While working on his doctorate, Palmer became a regular contributor to a weekly magazine about horse breeding, The Blood Horse. He had long harbored a love of horse racing, so he found satisfaction in writing about a subject related to it. His writing for The Blood Horse was insightful and vigorous, two qualities that often were absent from sportswriting. Ever the English teacher, Palmer peppered his sportswriting with literary allusions. Each of his columns consciously included one word that would likely send his readers to the dictionary. He also exposed the seedier side of horse racing. Thomas B. Cromwell, the publisher of The Blood Horse, eventually appointed Palmer associate editor and then business manager of the magazine.

In 1944, Palmer left The Blood Horse to become editor of American Race Horses, and in the same year he became executive secretary of the American Trainers’ Association. Two years later, he moved to New York City, where he became horse-racing editor of the New York Herald Tribune, a position he held until his death. By the time he moved to New York, Palmer had published four books a about horse racing and breeding.
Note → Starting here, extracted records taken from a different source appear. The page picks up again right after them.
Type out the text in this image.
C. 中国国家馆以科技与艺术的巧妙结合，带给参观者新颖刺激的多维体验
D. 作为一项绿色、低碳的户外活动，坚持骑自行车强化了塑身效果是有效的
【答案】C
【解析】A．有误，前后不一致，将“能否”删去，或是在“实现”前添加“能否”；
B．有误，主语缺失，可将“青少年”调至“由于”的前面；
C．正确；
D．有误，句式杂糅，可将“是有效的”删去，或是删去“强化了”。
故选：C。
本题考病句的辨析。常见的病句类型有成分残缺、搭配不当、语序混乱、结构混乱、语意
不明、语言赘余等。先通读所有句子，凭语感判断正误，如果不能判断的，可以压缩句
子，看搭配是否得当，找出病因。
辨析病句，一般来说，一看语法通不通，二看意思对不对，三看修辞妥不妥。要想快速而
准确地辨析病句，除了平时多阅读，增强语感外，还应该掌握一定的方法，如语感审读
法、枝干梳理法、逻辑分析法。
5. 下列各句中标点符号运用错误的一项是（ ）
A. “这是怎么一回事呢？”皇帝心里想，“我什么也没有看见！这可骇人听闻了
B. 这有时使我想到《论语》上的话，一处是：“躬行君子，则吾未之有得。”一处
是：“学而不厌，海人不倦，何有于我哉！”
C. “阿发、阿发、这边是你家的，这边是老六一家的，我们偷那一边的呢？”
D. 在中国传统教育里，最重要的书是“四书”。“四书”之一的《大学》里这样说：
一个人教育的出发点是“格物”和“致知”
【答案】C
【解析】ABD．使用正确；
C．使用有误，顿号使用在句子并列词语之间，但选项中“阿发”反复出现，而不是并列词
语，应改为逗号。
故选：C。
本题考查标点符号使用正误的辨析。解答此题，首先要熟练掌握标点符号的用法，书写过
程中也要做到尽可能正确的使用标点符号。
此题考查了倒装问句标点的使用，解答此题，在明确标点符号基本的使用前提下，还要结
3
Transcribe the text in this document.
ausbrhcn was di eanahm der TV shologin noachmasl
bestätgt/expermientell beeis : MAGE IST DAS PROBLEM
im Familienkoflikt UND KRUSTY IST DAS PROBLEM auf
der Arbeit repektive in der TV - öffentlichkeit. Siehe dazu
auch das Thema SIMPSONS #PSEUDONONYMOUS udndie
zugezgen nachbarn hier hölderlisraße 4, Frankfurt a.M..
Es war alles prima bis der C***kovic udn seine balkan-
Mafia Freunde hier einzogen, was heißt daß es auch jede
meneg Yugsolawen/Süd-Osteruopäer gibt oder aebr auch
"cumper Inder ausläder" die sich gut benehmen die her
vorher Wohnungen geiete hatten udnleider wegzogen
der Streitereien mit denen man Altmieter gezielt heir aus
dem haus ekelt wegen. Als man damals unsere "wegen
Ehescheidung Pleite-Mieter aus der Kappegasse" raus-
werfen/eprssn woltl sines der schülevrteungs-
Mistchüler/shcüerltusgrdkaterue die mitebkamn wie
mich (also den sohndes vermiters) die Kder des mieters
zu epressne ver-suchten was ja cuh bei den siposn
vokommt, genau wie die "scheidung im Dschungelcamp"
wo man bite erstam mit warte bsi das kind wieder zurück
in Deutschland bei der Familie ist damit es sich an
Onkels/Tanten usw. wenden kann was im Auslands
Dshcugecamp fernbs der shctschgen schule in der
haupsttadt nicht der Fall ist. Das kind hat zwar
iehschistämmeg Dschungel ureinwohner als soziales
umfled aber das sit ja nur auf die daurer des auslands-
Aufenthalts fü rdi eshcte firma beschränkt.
His columns for the Herald Tribune appealed to a a wide range of readers, including people who were not horse racing enthusiasts. In his first Herald Tribune column, he warned readers that his “contention isn’t that everything is all right in racing. If there is any considerable industry involving millions of dollars and thousands of men in which everything is all right, it ought to be stuffed and put on exhibition.” For Palmer, horse racing reached far beyond the sport itself, reflecting the paradoxical behavior of humankind as well as the activities of horses. Unlike many sportswriters, Palmer disdained most sports. He looked favorably on horse racing, boxing, and, quite surprisingly, cock fighting

Palmer suffered a heart attack and died in 1952, at the age of forty-eight. His legacy as a sports writer was considerable. The year after his death, sportswriter Red Smith, in consultation with Palmer’s sons, Stephen and Joseph, edited a collection of Palmer’s columns, This Was Racing. In recognition of Palmer’s contributions, the National Turf Writers Association established the Joe Palmer Award for Meritorious Service.